Все рассмеялись, и Ратмир снова недовольно заржал, обиженный невниманием.

— Ты получил мое письмо? — тихо спросила Наташа, прижимаясь к плечу Григория.

— Уже на фронте. Ты так изменилась. Совсем взрослая стала. А какая красивая…

— А Наташа ведь у нас герой, — сказала Тося. — Она ведь у Ханжина в штабе работала, подпоручиком была. Это мой папка ей поручил.

— У Ханжина? — изумился Григорий.

— Да. Ревком поручил, — смело подняла ресницы Наташа.

— С Колькой-Колосником? — быстро спросил Григорий.

— Можно сказать, что с ним, — сдержанно улыбнулась девушка.

Григорий крепко поцеловал ее. У нее снова показались на глазах слезы.

— Везет же долговязым, — завистливо вздохнул Володька и вдруг без всякого перехода спросил: — Тосечка, а у вас строгий папа?

— А вам зачем? — лукаво спросила девушка.

— Да так, к слову пришлось… Ну что, товарищ командир, какое решение принимаем?

— Какое решение? Сейчас догоним эскадрон, разместим взвод, обеспечим бойцов и лошадей, а тогда отпросимся у Говорова и Гулина. Где мы найдем вас?

— Опять расставаться? — померкла Наташа. И тихо сказала в самое ухо: — Приходи быстрее. Есть срочное дело. Секретное.

Он внимательно посмотрел на нее:

— Пиши адрес.

Спрятав бумажку во внутренний карман, он взлетел в седло. Ратмир заиграл под ним. Наташа, подняв руки к подбородку, смотрела на него — сильного, черного от солнца, похудевшего в боях. Толкнув коня, он помчался вперед. Фролов за ним, оглядываясь и посылая назад воздушные поцелуи…

В домике у тети Дуси кипела подготовка: на плите шкворчало и шипело, из кухоньки в комнату и обратно беспрерывно сновали то девушки, то сама тетя Дуся. Чисто вымытый стол уставили мисками с квашеной капустой, отварной картошкой, селедкой, воблой, ломтиками сала. В центре горделиво возвышалась бутыль с мутной жидкостью.

Мужчина, он что? — поучала хлопотливая, принарядившаяся в яркое шелковое платье тетя Дуся. — Он всегда есть хочет. А если он молодой да еще солдат к тому же, тут ему только подавай, все умнет!

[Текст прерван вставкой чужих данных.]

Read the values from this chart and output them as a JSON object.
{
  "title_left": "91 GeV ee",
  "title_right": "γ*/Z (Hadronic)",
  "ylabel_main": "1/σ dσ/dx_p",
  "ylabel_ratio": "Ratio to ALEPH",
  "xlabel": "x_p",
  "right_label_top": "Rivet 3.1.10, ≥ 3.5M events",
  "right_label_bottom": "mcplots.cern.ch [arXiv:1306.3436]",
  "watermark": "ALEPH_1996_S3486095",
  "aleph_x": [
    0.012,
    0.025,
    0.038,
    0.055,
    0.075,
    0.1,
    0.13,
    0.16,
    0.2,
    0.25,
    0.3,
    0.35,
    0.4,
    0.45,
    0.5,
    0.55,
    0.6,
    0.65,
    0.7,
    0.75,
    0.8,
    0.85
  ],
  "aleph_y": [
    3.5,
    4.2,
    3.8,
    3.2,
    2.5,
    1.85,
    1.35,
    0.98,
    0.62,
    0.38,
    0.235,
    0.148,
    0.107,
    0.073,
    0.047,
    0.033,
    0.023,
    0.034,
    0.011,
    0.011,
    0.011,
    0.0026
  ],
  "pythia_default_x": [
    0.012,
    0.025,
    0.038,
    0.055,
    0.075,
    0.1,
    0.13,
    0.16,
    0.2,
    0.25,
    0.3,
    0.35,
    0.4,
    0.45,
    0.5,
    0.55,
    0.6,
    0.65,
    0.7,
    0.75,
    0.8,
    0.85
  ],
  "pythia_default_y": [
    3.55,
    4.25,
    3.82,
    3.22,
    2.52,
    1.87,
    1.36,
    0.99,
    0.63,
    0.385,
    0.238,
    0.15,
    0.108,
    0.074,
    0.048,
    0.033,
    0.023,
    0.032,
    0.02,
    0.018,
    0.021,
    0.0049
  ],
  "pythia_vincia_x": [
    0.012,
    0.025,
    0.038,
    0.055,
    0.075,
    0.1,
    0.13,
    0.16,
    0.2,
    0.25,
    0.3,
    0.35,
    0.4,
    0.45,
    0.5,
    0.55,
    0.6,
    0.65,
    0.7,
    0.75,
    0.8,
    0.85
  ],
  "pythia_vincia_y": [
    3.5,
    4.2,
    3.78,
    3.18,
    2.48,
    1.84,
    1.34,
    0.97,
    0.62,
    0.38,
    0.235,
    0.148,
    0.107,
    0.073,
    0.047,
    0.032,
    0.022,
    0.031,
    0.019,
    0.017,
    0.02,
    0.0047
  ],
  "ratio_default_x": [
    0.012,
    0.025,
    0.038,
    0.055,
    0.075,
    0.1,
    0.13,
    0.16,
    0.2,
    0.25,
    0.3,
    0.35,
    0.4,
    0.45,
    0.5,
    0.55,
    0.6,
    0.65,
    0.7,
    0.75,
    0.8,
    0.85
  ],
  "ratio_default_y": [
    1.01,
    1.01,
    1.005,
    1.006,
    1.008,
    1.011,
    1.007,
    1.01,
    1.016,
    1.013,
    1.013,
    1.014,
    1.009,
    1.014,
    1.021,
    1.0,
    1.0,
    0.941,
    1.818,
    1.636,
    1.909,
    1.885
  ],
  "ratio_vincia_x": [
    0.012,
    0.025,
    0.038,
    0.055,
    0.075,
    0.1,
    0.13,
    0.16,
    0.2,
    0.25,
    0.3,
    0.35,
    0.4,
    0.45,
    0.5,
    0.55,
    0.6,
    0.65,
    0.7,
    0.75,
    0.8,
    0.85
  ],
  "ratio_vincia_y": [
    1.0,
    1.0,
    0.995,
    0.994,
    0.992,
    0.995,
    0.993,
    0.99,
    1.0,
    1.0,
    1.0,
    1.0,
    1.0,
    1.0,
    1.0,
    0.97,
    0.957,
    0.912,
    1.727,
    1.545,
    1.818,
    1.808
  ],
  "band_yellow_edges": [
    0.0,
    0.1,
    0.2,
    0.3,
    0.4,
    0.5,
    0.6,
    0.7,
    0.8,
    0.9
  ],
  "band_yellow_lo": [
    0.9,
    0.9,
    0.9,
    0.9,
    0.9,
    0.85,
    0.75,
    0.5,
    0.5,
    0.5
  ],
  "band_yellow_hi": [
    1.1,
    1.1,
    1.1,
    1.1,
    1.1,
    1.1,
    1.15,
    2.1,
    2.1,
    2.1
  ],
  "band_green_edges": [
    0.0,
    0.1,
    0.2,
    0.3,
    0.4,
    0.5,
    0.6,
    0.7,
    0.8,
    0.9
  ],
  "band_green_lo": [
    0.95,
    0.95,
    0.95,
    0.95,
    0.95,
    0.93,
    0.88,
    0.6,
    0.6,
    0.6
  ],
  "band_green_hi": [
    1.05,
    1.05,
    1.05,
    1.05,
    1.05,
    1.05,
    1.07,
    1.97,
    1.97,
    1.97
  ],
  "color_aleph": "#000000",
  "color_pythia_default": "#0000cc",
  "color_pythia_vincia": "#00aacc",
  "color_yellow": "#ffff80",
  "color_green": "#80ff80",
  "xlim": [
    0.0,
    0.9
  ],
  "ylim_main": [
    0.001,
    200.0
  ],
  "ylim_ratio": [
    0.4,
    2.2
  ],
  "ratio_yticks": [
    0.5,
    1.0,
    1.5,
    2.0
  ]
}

То одна, то другая подбегали к окошку, вглядываясь в улицу и прижимая ладошки к раскаленным щекам.

— А ну вас! — притворно сердилась тетя Дуся. — Совсем обеспамятели! Кыш от плиты, идите переодевайтесь, а то кавалеры вас, замарашек, бросят и найдут которые собой почище!

— Наташа! Идут! — вдруг взвизгнула Тося.

— Где? — Наташа и тетя Дуся кинулись к окошку: и впрямь в дворик входили начищенные, наутюженные, в блестящих сапогах, сверкая пуговицами и пряжками, два молодых бойца, суровые и торжественные.

— Ой!.. — Наташа медленно осела на лавку.

— Тетя Дуся, задержи их, — толкнула Тося хозяйку к выходу. Она живо распахнула Наташе ворот, побежала к ведру, набрала полон рот воды и брызнула на подругу.

— Ах ты моя милая, да как же ты любишь его, да как же ты натерпелась, — целовала она ее и голубила. — Ну что, отошла? Тогда давай быстрее переодеваться, чтобы все увидали, какая у нас красавица живет, какая королева живет…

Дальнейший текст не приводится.